Evaluating the contingent workforce
It is important for hirers to establish which contractors require status assessments – i.e. limited company contractors who firms intend to retain beyond April 2021. At this stage, an initial assessment of each engagement based on the information at hand can help gauge which contracts pose problems and which projects might be at risk because of the rollout.
Having evaluated the contingent workforce, a quality compliance solution or provider can help identify engagements posing an IR35 risk and propose risk mitigating wholesale changes to working conditions.
Unfortunately, despite changes made to working practices, it may be impossible to retain certain contractors on an ‘outside IR35’ basis. Though contractors can obviously work within scope of the legislation, the costs of such engagements need to be considered by companies, with some contractors likely to increase their rates in response to their deemed status and subsequent tax increase.
Negotiate engagements before April
Once the workforce is profiled and full status assessments have been conducted, communicate with your contractors so they understand likely outcomes. Having considered the financial impact of ‘inside IR35’ engagements on the business, firms will be better placed to discuss any rate renegotiations with contractors.
Where contractors and firms cannot reach agreement on any new terms, the existing ones will need to be served termination notices. An engagement model for those remaining on an ‘inside IR35’ basis will need to be agreed. With the renewed rise of non-compliant payroll schemes an increasingly prominent concern in the market, firms seeking to engage employee-like temporary workers who wish to entirely eliminate any tax risk would be advised to issue fixed-term employment contracts.
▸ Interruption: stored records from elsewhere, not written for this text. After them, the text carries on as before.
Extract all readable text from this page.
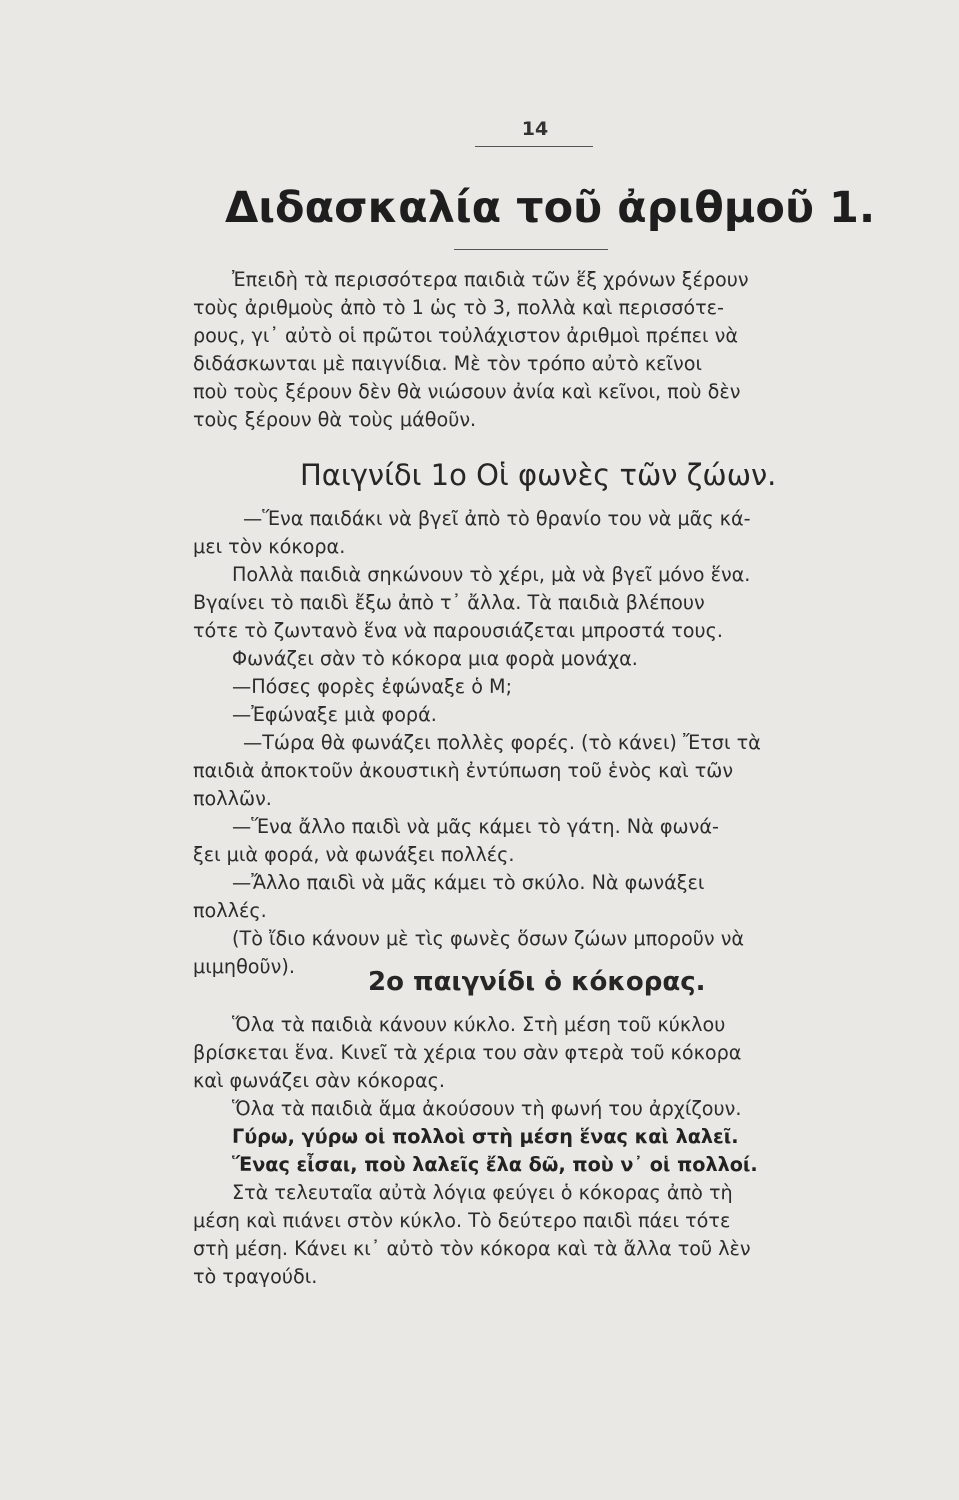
14
Διδασκαλία τοῦ ἀριθμοῦ 1.
Ἐπειδὴ τὰ περισσότερα παιδιὰ τῶν ἕξ χρόνων ξέρουν
τοὺς ἀριθμοὺς ἀπὸ τὸ 1 ὡς τὸ 3, πολλὰ καὶ περισσότε-
ρους, γι᾽ αὐτὸ οἱ πρῶτοι τοὐλάχιστον ἀριθμοὶ πρέπει νὰ
διδάσκωνται μὲ παιγνίδια. Μὲ τὸν τρόπο αὐτὸ κεῖνοι
ποὺ τοὺς ξέρουν δὲν θὰ νιώσουν ἀνία καὶ κεῖνοι, ποὺ δὲν
τοὺς ξέρουν θὰ τοὺς μάθοῦν.
Παιγνίδι 1ο Οἱ φωνὲς τῶν ζώων.
—Ἕνα παιδάκι νὰ βγεῖ ἀπὸ τὸ θρανίο του νὰ μᾶς κά-
μει τὸν κόκορα.
Πολλὰ παιδιὰ σηκώνουν τὸ χέρι, μὰ νὰ βγεῖ μόνο ἕνα.
Βγαίνει τὸ παιδὶ ἔξω ἀπὸ τ᾽ ἄλλα. Τὰ παιδιὰ βλέπουν
τότε τὸ ζωντανὸ ἕνα νὰ παρουσιάζεται μπροστά τους.
Φωνάζει σὰν τὸ κόκορα μια φορὰ μονάχα.
—Πόσες φορὲς ἐφώναξε ὁ Μ;
—Ἐφώναξε μιὰ φορά.
—Τώρα θὰ φωνάζει πολλὲς φορές. (τὸ κάνει) Ἔτσι τὰ
παιδιὰ ἀποκτοῦν ἀκουστικὴ ἐντύπωση τοῦ ἑνὸς καὶ τῶν
πολλῶν.
—Ἕνα ἄλλο παιδὶ νὰ μᾶς κάμει τὸ γάτη. Νὰ φωνά-
ξει μιὰ φορά, νὰ φωνάξει πολλές.
—Ἄλλο παιδὶ νὰ μᾶς κάμει τὸ σκύλο. Νὰ φωνάξει
πολλές.
(Τὸ ἴδιο κάνουν μὲ τὶς φωνὲς ὅσων ζώων μποροῦν νὰ
μιμηθοῦν).
2ο παιγνίδι ὁ κόκορας.
Ὅλα τὰ παιδιὰ κάνουν κύκλο. Στὴ μέση τοῦ κύκλου
βρίσκεται ἕνα. Κινεῖ τὰ χέρια του σὰν φτερὰ τοῦ κόκορα
καὶ φωνάζει σὰν κόκορας.
Ὅλα τὰ παιδιὰ ἅμα ἀκούσουν τὴ φωνή του ἀρχίζουν.
Γύρω, γύρω οἱ πολλοὶ στὴ μέση ἕνας καὶ λαλεῖ.
Ἕνας εἶσαι, ποὺ λαλεῖς ἔλα δῶ, ποὺ ν᾽ οἱ πολλοί.
Στὰ τελευταῖα αὐτὰ λόγια φεύγει ὁ κόκορας ἀπὸ τὴ
μέση καὶ πιάνει στὸν κύκλο. Τὸ δεύτερο παιδὶ πάει τότε
στὴ μέση. Κάνει κι᾽ αὐτὸ τὸν κόκορα καὶ τὰ ἄλλα τοῦ λὲν
τὸ τραγούδι.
Ongoing compliance is crucial
The impact on contractors working in the private sector cannot be underestimated along with the impact on those companies that rely upon their skills. Off-Payroll compliance will prove vital to a firm’s continued engagement of talented contractors, who will seek engagements where they can secure fair tax treatment reflecting their true “outside IR35” status. Those mistreated are likely to increase their rates or seek work elsewhere.
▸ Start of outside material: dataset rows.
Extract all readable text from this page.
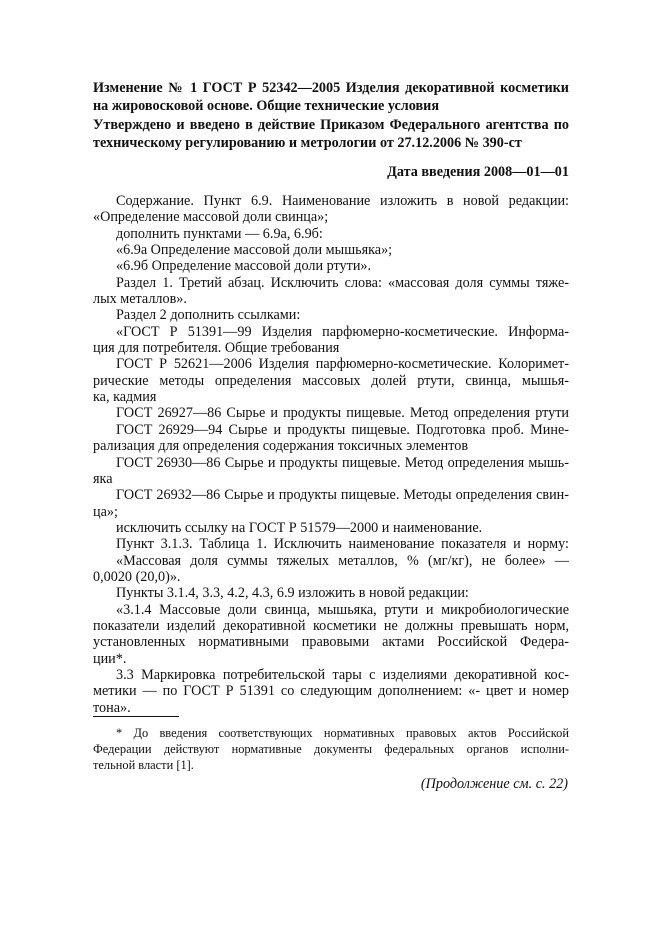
Изменение № 1 ГОСТ Р 52342—2005 Изделия декоративной косметики
на жировосковой основе. Общие технические условия
Утверждено и введено в действие Приказом Федерального агентства по
техническому регулированию и метрологии от 27.12.2006 № 390-ст
Дата введения 2008—01—01
Содержание. Пункт 6.9. Наименование изложить в новой редакции:
«Определение массовой доли свинца»;
дополнить пунктами — 6.9а, 6.9б:
«6.9а Определение массовой доли мышьяка»;
«6.9б Определение массовой доли ртути».
Раздел 1. Третий абзац. Исключить слова: «массовая доля суммы тяже-
лых металлов».
Раздел 2 дополнить ссылками:
«ГОСТ Р 51391—99 Изделия парфюмерно-косметические. Информа-
ция для потребителя. Общие требования
ГОСТ Р 52621—2006 Изделия парфюмерно-косметические. Колоримет-
рические методы определения массовых долей ртути, свинца, мышья-
ка, кадмия
ГОСТ 26927—86 Сырье и продукты пищевые. Метод определения ртути
ГОСТ 26929—94 Сырье и продукты пищевые. Подготовка проб. Мине-
рализация для определения содержания токсичных элементов
ГОСТ 26930—86 Сырье и продукты пищевые. Метод определения мышь-
яка
ГОСТ 26932—86 Сырье и продукты пищевые. Методы определения свин-
ца»;
исключить ссылку на ГОСТ Р 51579—2000 и наименование.
Пункт 3.1.3. Таблица 1. Исключить наименование показателя и норму:
«Массовая доля суммы тяжелых металлов, % (мг/кг), не более» —
0,0020 (20,0)».
Пункты 3.1.4, 3.3, 4.2, 4.3, 6.9 изложить в новой редакции:
«3.1.4 Массовые доли свинца, мышьяка, ртути и микробиологические
показатели изделий декоративной косметики не должны превышать норм,
установленных нормативными правовыми актами Российской Федера-
ции*.
3.3 Маркировка потребительской тары с изделиями декоративной кос-
метики — по ГОСТ Р 51391 со следующим дополнением: «- цвет и номер
тона».
* До введения соответствующих нормативных правовых актов Российской
Федерации действуют нормативные документы федеральных органов исполни-
тельной власти [1].
(Продолжение см. с. 22)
A diligent, structured approach to compliance not only mitigates risk and appeases contractors, it also minimises the added administrative and financial burden of hiring “deemed employees”. The challenge for hiring firms is to navigate the new Off-Payroll world without exposing themselves to an excessive administrative burden or financial risk. Though Off-Payroll compliance may seem burdensome, it is a relatively swift and simple process for businesses that act early and adopt a quality compliance solution. Fulfilling these requirements should ensure a company continues to benefit from ad-hoc access to key skills without any of the damage or disruption that the Off-Payroll legislation threatens.
But, remember, Off-Payroll compliance is an ongoing process and working practices must continue to reflect the written contract.
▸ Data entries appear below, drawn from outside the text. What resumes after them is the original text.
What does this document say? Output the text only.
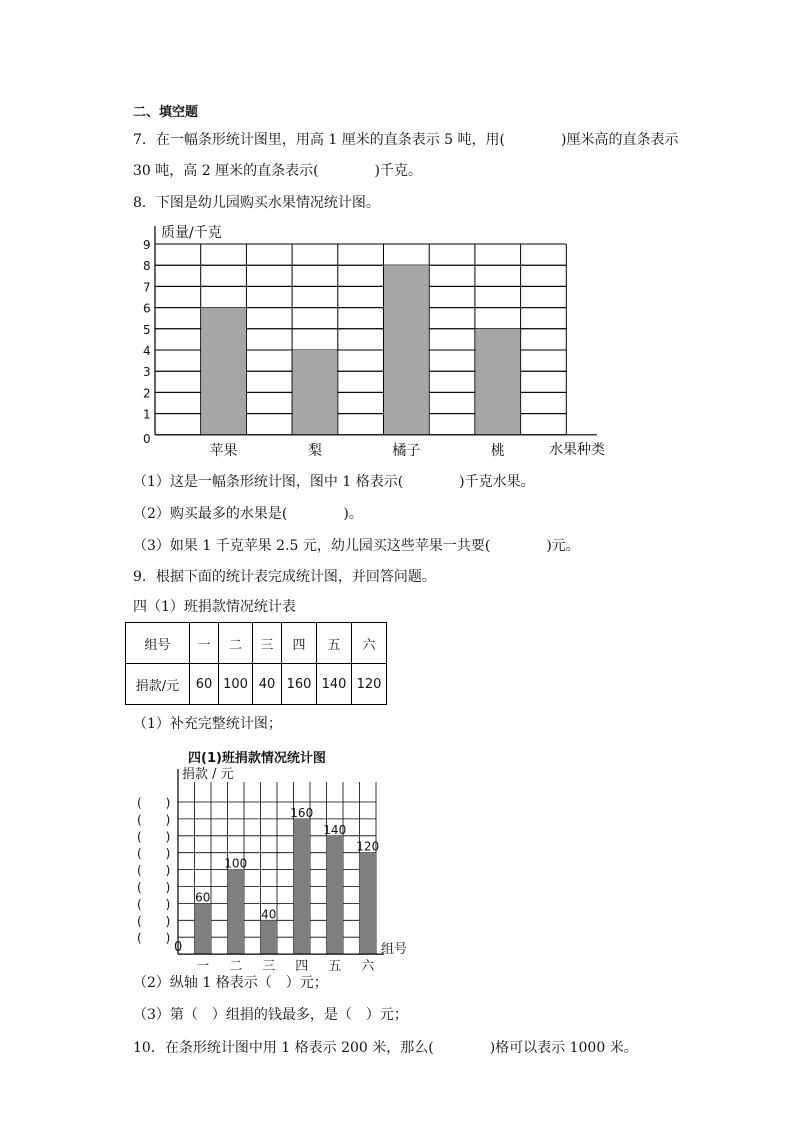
二、填空题
7．在一幅条形统计图里，用高 1 厘米的直条表示 5 吨，用(　　　　)厘米高的直条表示
30 吨，高 2 厘米的直条表示(　　　　)千克。
8．下图是幼儿园购买水果情况统计图。
0
1
2
3
4
5
6
7
8
9
苹果	梨	橘子	桃
质量/千克
水果种类
（1）这是一幅条形统计图，图中 1 格表示(　　　　)千克水果。
（2）购买最多的水果是(　　　　)。
（3）如果 1 千克苹果 2.5 元，幼儿园买这些苹果一共要(　　　　)元。
9．根据下面的统计表完成统计图，并回答问题。
四（1）班捐款情况统计表
组号	一	二	三	四	五	六
捐款/元	60	100	40	160	140	120
（1）补充完整统计图；
四(1)班捐款情况统计图
捐款 / 元
60
100
40
160
140
120
(　　)
(　　)
(　　)
(　　)
(　　)
(　　)
(　　)
(　　)
(　　)
一 二 三 四 五 六
0	组号
（2）纵轴 1 格表示（　）元；
（3）第（　）组捐的钱最多，是（　）元；
10．在条形统计图中用 1 格表示 200 米，那么(　　　　)格可以表示 1000 米。
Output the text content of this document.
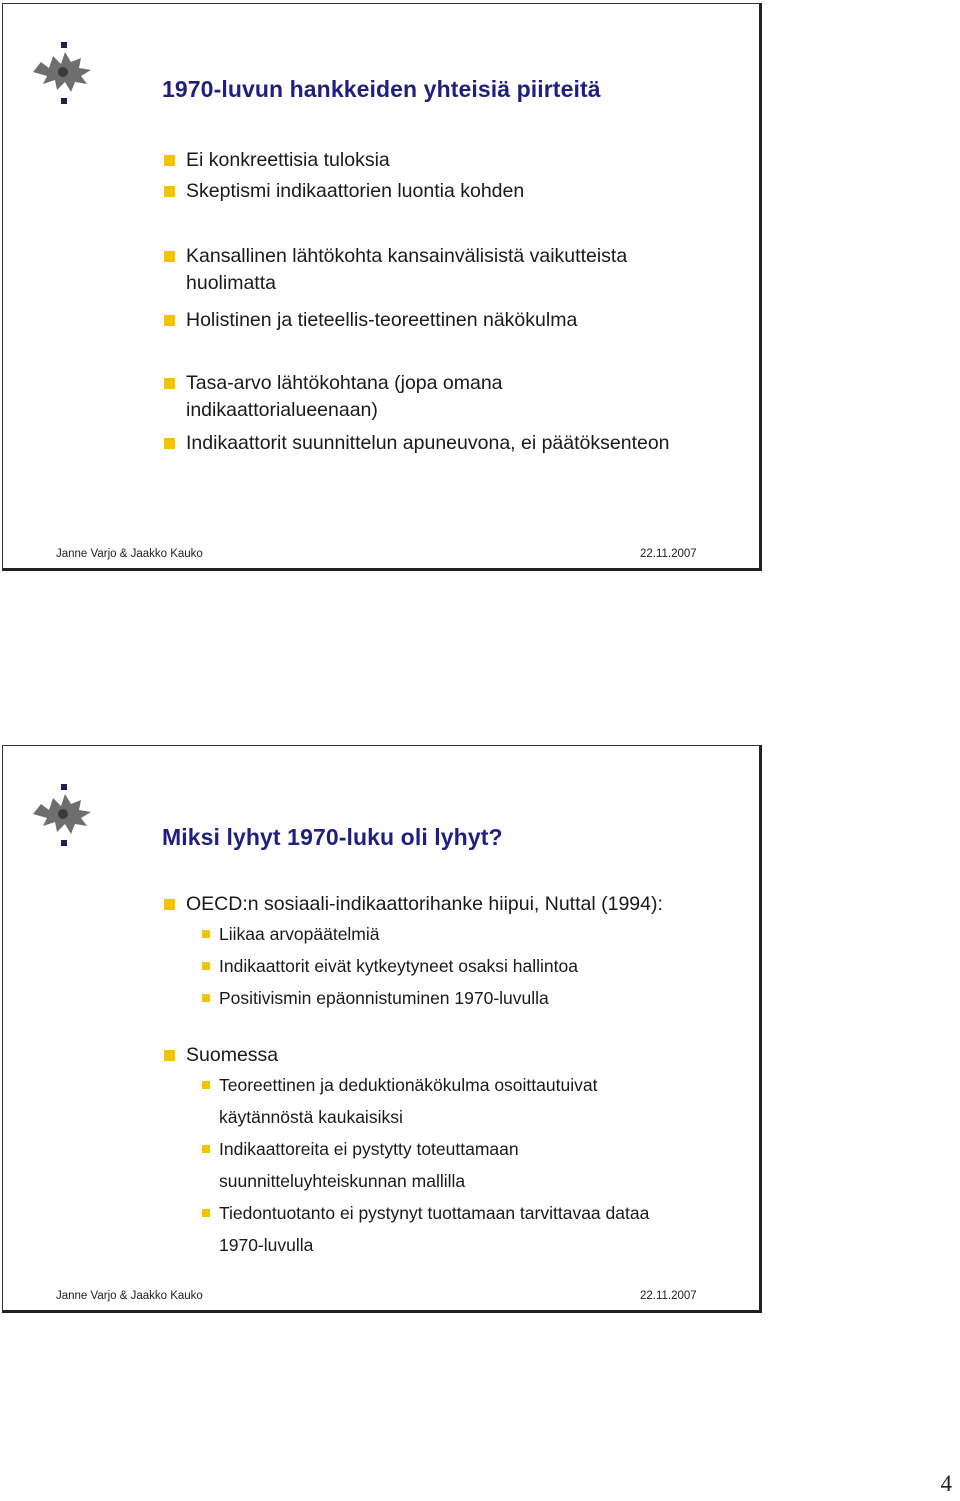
1970-luvun hankkeiden yhteisiä piirteitä
Ei konkreettisia tuloksia
Skeptismi indikaattorien luontia kohden
Kansallinen lähtökohta kansainvälisistä vaikutteista
huolimatta
Holistinen ja tieteellis-teoreettinen näkökulma
Tasa-arvo lähtökohtana (jopa omana
indikaattorialueenaan)
Indikaattorit suunnittelun apuneuvona, ei päätöksenteon
Janne Varjo & Jaakko Kauko	22.11.2007
Miksi lyhyt 1970-luku oli lyhyt?
OECD:n sosiaali-indikaattorihanke hiipui, Nuttal (1994):
Liikaa arvopäätelmiä
Indikaattorit eivät kytkeytyneet osaksi hallintoa
Positivismin epäonnistuminen 1970-luvulla
Suomessa
Teoreettinen ja deduktionäkökulma osoittautuivat
käytännöstä kaukaisiksi
Indikaattoreita ei pystytty toteuttamaan
suunnitteluyhteiskunnan mallilla
Tiedontuotanto ei pystynyt tuottamaan tarvittavaa dataa
1970-luvulla
Janne Varjo & Jaakko Kauko	22.11.2007
4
Insurance alone is not the silver bullet
Some may view insurance as an alternative to robust compliance processes, but this would be foolhardy. Insurance can prove invaluable, and all businesses are advised to at least secure tax investigation insurance.
However, if a company or client views tax liability insurance as the silver bullet that will negate their compliance obligations, they should be reminded that insurance exists to compensate in the event of unforeseen circumstances, and not to recompense for ill-considered compliance decisions leading to non-payment of due tax.
Insurance companies will expect claimants to endeavour to arrive at the correct status determination and are unlikely to pay out if certain measures have not been taken. This will be explained in the small print of any insurance policy.
Put simply, an off-payroll defence must be founded on solid compliance and then optionally supplemented by insurance. As the old saying goes “prevention is better than cure.”